On May 27, 1863 he was ordered detached from the 9th and directed to General Preston who assigned him to the 5th Regiment Kentucky Infantry (Mounted) and became the 3rd Company K of that regiment.
He was captured on July 20, 1863 at Cheshire, Ohio and sent to Camp Chase, Ohio and whence to Cincinnati by the orders of Brigadier General Cor. On August 20, 1863 he was transferred to Camp Douglas.
He was then transferred on February 24, 1865 to Point Lookout, MD for exchange.
Now, jumping to Google:
Camp Chase was a Civil War camp established in May 1861, on land leased by the U.S. Government. It served as a replacement for the much smaller Camp Jackson. Four miles west of Columbus, the main entrance was on the National Road.
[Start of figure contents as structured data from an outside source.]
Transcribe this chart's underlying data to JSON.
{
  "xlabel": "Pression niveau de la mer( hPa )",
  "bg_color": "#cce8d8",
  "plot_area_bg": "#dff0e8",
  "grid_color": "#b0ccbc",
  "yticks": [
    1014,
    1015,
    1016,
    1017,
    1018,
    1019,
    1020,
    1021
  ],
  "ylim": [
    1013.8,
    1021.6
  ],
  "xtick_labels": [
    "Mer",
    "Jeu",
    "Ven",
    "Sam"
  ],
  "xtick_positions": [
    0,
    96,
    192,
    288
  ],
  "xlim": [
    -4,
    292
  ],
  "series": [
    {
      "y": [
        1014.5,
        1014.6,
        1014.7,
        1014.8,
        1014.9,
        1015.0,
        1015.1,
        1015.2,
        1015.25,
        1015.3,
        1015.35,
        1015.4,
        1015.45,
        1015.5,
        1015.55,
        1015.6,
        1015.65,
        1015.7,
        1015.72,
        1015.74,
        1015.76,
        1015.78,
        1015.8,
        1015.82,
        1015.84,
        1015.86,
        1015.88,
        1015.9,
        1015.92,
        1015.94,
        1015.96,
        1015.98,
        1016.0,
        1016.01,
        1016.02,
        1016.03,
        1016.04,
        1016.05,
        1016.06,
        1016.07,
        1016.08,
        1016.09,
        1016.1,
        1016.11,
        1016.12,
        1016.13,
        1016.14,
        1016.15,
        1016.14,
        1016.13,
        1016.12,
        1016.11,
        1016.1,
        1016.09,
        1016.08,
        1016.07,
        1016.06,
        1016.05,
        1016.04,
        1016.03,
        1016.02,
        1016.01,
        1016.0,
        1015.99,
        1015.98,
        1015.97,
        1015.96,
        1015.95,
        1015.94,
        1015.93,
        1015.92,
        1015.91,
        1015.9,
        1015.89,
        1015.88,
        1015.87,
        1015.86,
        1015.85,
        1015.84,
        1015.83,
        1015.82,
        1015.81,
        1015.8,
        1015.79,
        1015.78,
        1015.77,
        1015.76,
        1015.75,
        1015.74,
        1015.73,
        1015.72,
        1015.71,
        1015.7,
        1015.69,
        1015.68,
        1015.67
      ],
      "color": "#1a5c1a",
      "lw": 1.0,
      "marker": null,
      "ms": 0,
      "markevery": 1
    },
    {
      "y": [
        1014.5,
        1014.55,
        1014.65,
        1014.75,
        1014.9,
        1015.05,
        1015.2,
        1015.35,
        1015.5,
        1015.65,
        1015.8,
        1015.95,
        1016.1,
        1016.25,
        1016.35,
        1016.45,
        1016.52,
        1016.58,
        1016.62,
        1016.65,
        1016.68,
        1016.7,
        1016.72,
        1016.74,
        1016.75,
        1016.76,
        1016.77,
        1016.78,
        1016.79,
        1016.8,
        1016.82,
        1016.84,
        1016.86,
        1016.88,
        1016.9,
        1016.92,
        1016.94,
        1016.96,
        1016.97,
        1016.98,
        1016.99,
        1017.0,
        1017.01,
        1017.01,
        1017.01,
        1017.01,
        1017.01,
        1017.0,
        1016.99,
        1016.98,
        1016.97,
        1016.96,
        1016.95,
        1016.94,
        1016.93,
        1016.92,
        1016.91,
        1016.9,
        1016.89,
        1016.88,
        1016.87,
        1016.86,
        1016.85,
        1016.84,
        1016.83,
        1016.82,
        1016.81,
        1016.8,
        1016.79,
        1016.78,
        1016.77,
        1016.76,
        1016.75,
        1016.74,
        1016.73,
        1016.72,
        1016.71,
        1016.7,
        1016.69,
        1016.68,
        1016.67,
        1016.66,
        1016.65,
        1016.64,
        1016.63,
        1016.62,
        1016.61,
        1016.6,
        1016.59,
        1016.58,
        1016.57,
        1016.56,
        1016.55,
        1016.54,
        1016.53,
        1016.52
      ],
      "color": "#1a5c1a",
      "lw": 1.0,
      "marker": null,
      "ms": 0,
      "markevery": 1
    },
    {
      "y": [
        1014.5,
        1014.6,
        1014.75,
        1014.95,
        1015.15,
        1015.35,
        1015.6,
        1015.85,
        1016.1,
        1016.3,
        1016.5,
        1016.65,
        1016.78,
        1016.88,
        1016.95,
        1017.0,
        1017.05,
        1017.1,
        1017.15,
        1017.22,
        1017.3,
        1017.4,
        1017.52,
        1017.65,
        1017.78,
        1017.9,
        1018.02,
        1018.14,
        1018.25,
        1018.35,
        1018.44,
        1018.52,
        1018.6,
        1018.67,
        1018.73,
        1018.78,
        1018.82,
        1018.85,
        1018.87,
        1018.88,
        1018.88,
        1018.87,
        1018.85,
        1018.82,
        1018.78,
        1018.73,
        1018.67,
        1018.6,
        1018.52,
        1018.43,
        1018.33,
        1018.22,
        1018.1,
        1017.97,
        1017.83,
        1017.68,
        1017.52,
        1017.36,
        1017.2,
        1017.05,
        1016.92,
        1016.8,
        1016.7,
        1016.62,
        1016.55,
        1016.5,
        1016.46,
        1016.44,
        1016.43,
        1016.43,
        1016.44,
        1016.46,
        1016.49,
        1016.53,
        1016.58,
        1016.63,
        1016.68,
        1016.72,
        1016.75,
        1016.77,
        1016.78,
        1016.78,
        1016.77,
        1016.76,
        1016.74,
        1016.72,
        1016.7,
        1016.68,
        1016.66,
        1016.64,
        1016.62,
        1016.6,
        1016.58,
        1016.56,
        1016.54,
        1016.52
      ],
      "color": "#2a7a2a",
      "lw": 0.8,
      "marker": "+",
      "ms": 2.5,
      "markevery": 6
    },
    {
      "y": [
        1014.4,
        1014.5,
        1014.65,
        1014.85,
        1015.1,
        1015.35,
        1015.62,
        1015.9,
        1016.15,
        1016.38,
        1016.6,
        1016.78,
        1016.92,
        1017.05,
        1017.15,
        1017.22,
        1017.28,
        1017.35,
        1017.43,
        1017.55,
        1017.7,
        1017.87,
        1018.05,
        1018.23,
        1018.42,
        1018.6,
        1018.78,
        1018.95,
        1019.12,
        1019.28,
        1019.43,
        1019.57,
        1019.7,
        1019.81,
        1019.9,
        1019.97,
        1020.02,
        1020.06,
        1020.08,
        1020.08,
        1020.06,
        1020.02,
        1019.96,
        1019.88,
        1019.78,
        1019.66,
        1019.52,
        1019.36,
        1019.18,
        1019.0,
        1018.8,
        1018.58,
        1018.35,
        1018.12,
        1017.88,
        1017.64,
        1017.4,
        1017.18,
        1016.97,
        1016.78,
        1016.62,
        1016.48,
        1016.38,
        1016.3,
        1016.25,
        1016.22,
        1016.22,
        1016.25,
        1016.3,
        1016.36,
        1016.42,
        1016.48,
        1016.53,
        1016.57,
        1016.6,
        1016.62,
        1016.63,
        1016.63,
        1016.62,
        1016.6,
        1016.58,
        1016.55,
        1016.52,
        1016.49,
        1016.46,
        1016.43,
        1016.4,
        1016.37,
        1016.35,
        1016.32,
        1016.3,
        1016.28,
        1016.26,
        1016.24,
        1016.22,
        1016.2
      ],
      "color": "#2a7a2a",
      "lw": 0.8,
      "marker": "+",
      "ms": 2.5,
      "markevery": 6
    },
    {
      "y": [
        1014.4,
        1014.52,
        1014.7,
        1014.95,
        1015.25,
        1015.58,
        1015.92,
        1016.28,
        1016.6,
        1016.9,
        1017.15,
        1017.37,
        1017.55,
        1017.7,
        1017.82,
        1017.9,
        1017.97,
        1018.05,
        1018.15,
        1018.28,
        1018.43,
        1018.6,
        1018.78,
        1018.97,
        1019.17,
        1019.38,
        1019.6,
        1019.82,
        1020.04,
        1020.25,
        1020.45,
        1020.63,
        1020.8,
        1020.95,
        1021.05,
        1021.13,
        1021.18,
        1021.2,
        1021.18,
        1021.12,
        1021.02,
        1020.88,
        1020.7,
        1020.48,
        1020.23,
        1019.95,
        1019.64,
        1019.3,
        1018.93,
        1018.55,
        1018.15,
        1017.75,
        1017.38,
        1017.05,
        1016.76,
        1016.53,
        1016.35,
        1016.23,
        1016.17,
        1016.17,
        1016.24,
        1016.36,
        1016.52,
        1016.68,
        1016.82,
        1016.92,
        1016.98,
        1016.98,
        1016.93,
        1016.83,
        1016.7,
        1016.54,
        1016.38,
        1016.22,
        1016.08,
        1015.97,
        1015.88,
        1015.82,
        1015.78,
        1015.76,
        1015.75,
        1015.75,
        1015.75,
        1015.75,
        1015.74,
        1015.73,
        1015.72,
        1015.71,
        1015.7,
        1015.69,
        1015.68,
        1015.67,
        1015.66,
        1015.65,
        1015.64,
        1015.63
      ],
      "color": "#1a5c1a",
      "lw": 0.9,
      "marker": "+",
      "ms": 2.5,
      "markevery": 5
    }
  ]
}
Boundaries of the camp were present-day Broad Street (north), Hague Avenue (east), Sullivant Avenue (south), and near Westgate Avenue (west). Named for former Ohio Governor and Lincoln’s Secretary of the Treasury Salmon P. Chase, it was a training camp for Ohio volunteer army soldiers, a parole camp, a muster-out post, and a prisoner-of-war camp. The nearby Camp Thomas served as a similar base for the Regular Army.
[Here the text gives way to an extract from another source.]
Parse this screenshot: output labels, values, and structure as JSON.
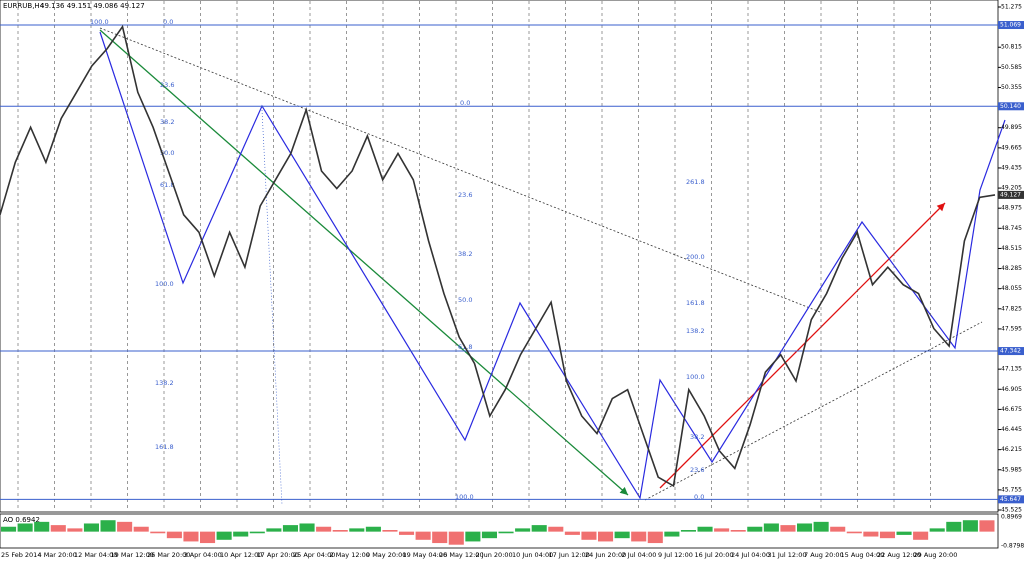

A prison camp for Confederate prisoners of war was built at Point Lookout, Md., on the tip of the peninsula where the Potomac River joins Chesapeake Bay. In the two years during which the camp was in operation, August, 1863, to June, 1865, Point Lookout overflowed with inmates, surpassing its intended capacity of 10,000 to a population numbering between 12,500 and 20,000. In all, over 50,000 men, both military and civilian, were held prisoner there.
G.W. Jones, a private of Co. H, 24th Virginia Cavalry, described his ominous entrance into the prison amidst “a pile of coffins for dead rebels,” hearing the lid close shut on his own soon thereafter when he learned that the system of prisoner exchanges had been suspended for the duration of the war. Jones described the camp as laid out into a series of streets and trenches, intended to aid in drainage, and surrounded by a fourteen foot parapet wall. Prisoners, who lived sixteen or more to a tent, were subjected to habitually short rations and limited fire wood in winter, and when the coffee ration was suspended for federal prisoners at Andersonville, the Point Lookout prisoner lost theirs as well.
The worst the prisoners suffered, however, may have been inflicted by the physical conditions. The flat topography, sandy soil, and an elevation barely above high tide led to poor drainage, and the area was subjected to every imaginable extreme of weather, from blazing heat to bone-chilling cold. Polluted water exacerbated the problems of inadequate food, clothing, fuel, housing, and medical care, and as a result, approximately 4,000 prisoners died there over 22 months.
Now, my first job was in Cincinnati; my brother lives there today; my son went to school near Columbus, Ohio.
Like all such research, one can but say, “If only I had known this then”.